La garde des Sceaux Nicole Belloudet pendant les débats à l’Assemblée nationale. | FRANCOIS GUILLOT / AFP

C’était l’une des promesses du candidat Emmanuel Macron au cours d’une campagne marquée par les affaires. Après une semaine chaotique marquée par quasiment 50 heures de débat et l’examen de plus de 800 amendements, les députés ont adopté dans la nuit du vendredi 28 au samedi 29 juillet le projet de loi ordinaire visant à restaurer « la confiance dans la vie politique » par 319 voix contre 4, puis le projet organique, avec 203 voix contre 37.

Préparée par l’ex-garde des Sceaux François Bayrou, justement contraint de quitter le gouvernement par l’affaire des collaborateurs d’eurodéputés Modem, la panoplie des mesures est vaste : interdiction des emplois familiaux, inégibilité (en cas de crimes ou d’infractions traduisant un manquement à la probité), conflit d’intérêt (les parlementaires ne pourront plus exercer des fonctions de conseil en cours de mandat), remplacement de l’indemnité représentative de frais de mandat par un nouveau système de prise en charge des frais, retour du « verrou de Bercy » qui donne au ministère de l’économie le monopole des poursuites pénales en matière de fraude fiscale.

Fin de la réserve parlementaire

La suppression de la réserve parlementaire a été entérinée, non sans opposition.
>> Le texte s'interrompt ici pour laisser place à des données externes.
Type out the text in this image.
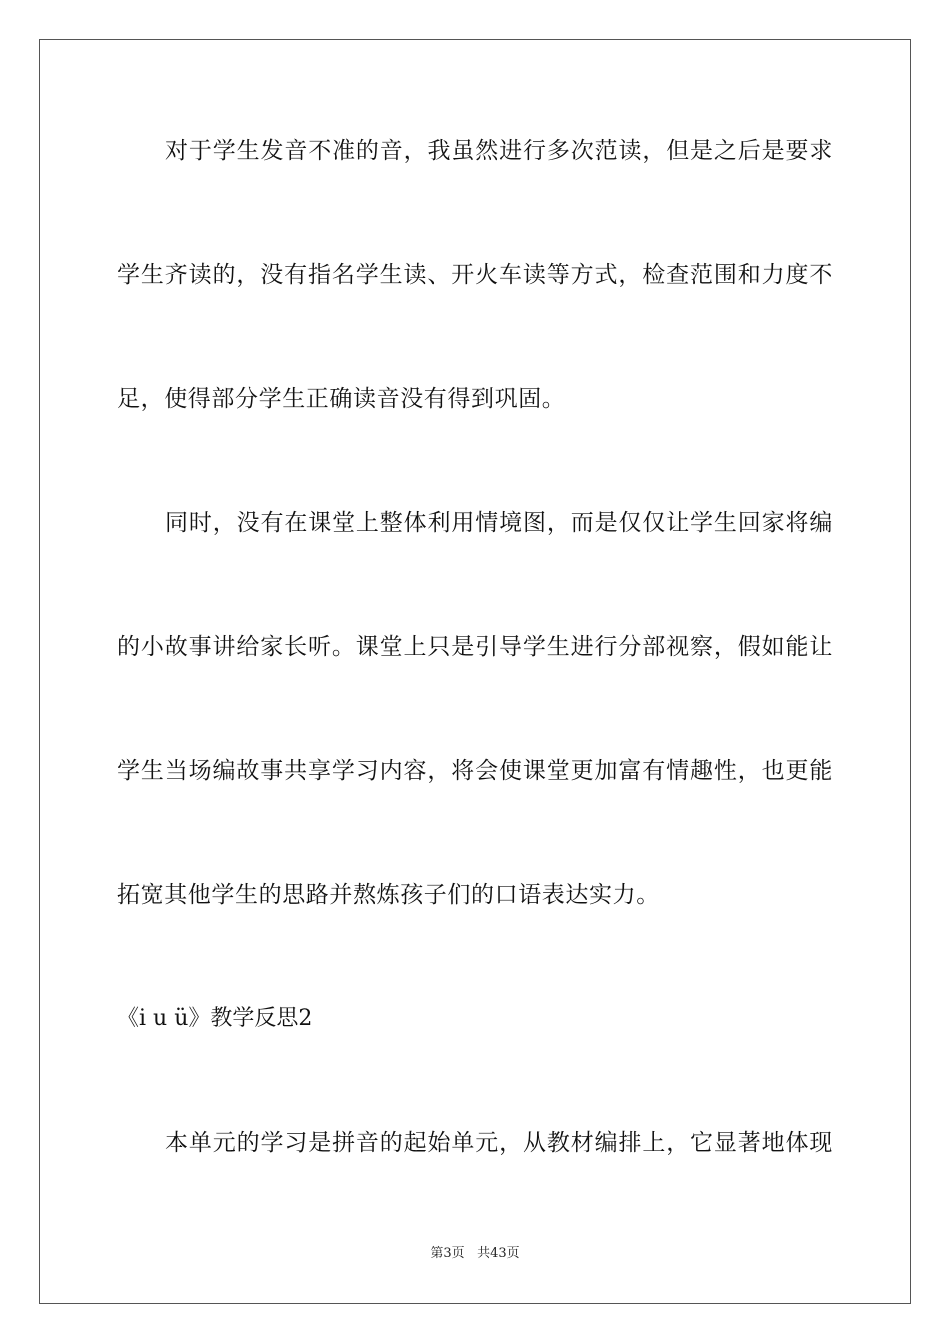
对于学生发音不准的音，我虽然进行多次范读，但是之后是要求
学生齐读的，没有指名学生读、开火车读等方式，检查范围和力度不
足，使得部分学生正确读音没有得到巩固。
同时，没有在课堂上整体利用情境图，而是仅仅让学生回家将编
的小故事讲给家长听。课堂上只是引导学生进行分部视察，假如能让
学生当场编故事共享学习内容，将会使课堂更加富有情趣性，也更能
拓宽其他学生的思路并熬炼孩子们的口语表达实力。
《i u ü》教学反思2
本单元的学习是拼音的起始单元，从教材编排上，它显著地体现
第3页 共43页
Souvent critiquée comme une pratique « clientéliste », cette réserve d’environ 130 millions d’euros par an allouée aux députés et sénateurs pour des subventions a été dépeinte comme un moyen « contrôlé » de soutenir collectivités et associations. Sa disparition risque de contribuer à des députés « hors sol », ajoutée au non cumul, ont plaidé certains orateurs.
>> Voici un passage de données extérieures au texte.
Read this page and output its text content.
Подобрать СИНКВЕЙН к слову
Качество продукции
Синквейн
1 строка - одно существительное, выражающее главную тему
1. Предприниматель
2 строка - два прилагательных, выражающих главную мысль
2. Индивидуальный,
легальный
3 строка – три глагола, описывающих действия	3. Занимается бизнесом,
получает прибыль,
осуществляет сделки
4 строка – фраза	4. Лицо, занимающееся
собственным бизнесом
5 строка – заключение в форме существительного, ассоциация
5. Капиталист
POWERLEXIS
Des applaudissements ont accueilli l’annonce des résultats. La ministre de la Justice Nicole Belloubet a ensuite salué « un grand acte de confiance sur lequel le gouvernement pourra s’appuyer ». Au nom du groupe REM, Paula Forteza, qui a affirmé que « malgré de nombreuses tentatives de déstabilisation, nos objectifs ont été atteints », a vanté une « étape cruciale du renouveau démocratique ».

REM et Modem ont massivement voté pour. Laurence Vichnievsky, du Modem, a vanté de « bons textes » contre des « dérives » mais « pas parfaits ni exhaustifs », d’autant qu’il « faudra du temps » pour restaurer la confiance. Elle a évoqué « quelques regrets », dont le refus de l’exécutif d’ouvrir partiellement le « verrou de Bercy ».

L’exécutif épargné par les mesures pour les Républicains

S’ils ont eu aussi voté oui, les Constructifs ont fait part de leurs réserves. Michel Zumkeller a exprimé un « vrai sentiment d’inachevé », vu « de bonnes mesures mais des lois d’ajustement de circonstances ». La socialiste Cécile Untermaier parle quant à elle de « rendez-vous manqué ».

Les députés LR regrettent de leur côté une « stigmatisation » des parlementaires et un exécutif épargné (36 pour, 11 abstentions, 4 contre dont le président Christian Jacob). « Deux engagements forts du président ont été trahis », a commenté le LR Philippe Gosselin, évoquant notamment l’obligation, abandonnée, de casier judiciaire vierge.

Insoumis, communistes et FN se sont abstenus. Jean-Luc Mélenchon admet les « turpitudes de quelques parlementaires » mais considère qu’en résumant à cet aspect « la crise politique, on ne s’intéresse pas au poids de l’argent ». Le communiste Fabien Roussel a pointé les limites d’une loi qui ne restaurera pas la confiance des Français dans leurs élus « si les injustices et inégalités perdurent ».

La semaine a été marquée par les tensions et les mises à l’épreuve de présidents de séance novices. « Tous les groupes d’opposition ont voulu tester notre capacité de résistance », estime Aurore Bergé, porte-parole REM.

Les textes déjà adoptés par le Sénat ont peu évolué à l’Assemblée. Reste maintenant aux députés et sénateurs à trouver une version commune. En cas d’échec la semaine prochaine, les textes seront réexaminés à l’automne.